Мы лежали неподвижно.
Наконец он проехал, но я не заметил, что это была за машина.
Я выждал еще секунд тридцать, поднялся на колени и посмотрел на юг. Свет фар поднимался на перевал. Я встал.
– О"кей, пошли дальше.
Сьюзан вылезла из воды, и мы вышли на дорогу. Мы промокли до нитки и заледенели, но, пока двигались, смерть нам не грозила.
Рядом с дорогой не было никаких признаков жилья, даже домов горцев.
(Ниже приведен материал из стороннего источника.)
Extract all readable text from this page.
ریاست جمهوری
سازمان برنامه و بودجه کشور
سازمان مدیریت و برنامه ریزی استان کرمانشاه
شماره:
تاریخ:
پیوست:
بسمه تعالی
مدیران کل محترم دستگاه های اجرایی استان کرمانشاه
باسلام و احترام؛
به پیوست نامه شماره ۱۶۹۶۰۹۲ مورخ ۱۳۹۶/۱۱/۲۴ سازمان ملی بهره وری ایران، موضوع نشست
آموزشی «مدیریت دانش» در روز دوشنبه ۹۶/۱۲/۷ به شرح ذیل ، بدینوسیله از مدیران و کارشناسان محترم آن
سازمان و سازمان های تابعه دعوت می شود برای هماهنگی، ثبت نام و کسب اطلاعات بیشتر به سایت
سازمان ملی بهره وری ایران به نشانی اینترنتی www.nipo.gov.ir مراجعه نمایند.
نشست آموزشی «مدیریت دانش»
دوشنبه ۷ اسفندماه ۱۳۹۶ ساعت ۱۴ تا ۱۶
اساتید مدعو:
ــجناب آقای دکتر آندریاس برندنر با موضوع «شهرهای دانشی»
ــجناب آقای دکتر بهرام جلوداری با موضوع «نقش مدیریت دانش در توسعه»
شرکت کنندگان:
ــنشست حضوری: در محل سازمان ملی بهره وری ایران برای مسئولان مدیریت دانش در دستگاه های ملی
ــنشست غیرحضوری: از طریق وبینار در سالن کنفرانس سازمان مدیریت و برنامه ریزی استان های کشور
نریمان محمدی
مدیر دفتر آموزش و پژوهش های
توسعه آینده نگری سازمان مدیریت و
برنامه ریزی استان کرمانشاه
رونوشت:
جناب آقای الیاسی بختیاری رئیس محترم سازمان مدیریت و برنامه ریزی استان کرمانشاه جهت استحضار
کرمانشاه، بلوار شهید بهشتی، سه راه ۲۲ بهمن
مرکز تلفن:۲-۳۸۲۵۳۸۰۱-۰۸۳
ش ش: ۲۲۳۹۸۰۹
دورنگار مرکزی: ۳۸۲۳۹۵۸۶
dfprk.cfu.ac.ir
Если вьетнамцы и горные люди считали, что в Дьенбьенфу холодно, они ни за что бы не согласились селиться здесь.
Через два часа после того, как мы миновали перевал, туман поднялся и потеплело. Мы почти высохли. Я снял перчатки, шарф и шапку и сложил в рюкзак. Сьюзан все оставила на себе.
Еще через полчаса показались огни – город стоял ниже, как я понял – в долине реки Красной, хотя самой реки я не видел. Мы остановились и сели на камень. Сьюзан достала промокшую туристическую брошюру и стала читать при свете зажигалки.
– Судя по всему, это Лаокай. А на северо-западном берегу – Китай. Здесь говорится, что Лаокай был разрушен во время китайской агрессии в 1979 году. Но теперь граница снова открыта. Это я говорю на тот случай, если нам захочется посетить Китайскую Народную Республику.
– В следующий раз. Что там сказано насчет транспорта в Ханой?
Сьюзан снова щелкнула зажигалкой.
– Два поезда ежедневно: первый в семь сорок утра, прибывает в столицу в шесть тридцать вечера.
Я посмотрел на запястье, но часов там не оказалось.
– Сколько времени? – спросил я у нее.
– Почти час ночи. Где твои часы?
– Подарил Вину.
– Как мило с твоей стороны.
– На следующий год пошлю ему свежую батарейку.
– А что ты собираешься делать в ближайшие шесть часов? – спросила Сьюзан.
– Покопаться в своей шевелюре – нет ли там насекомых.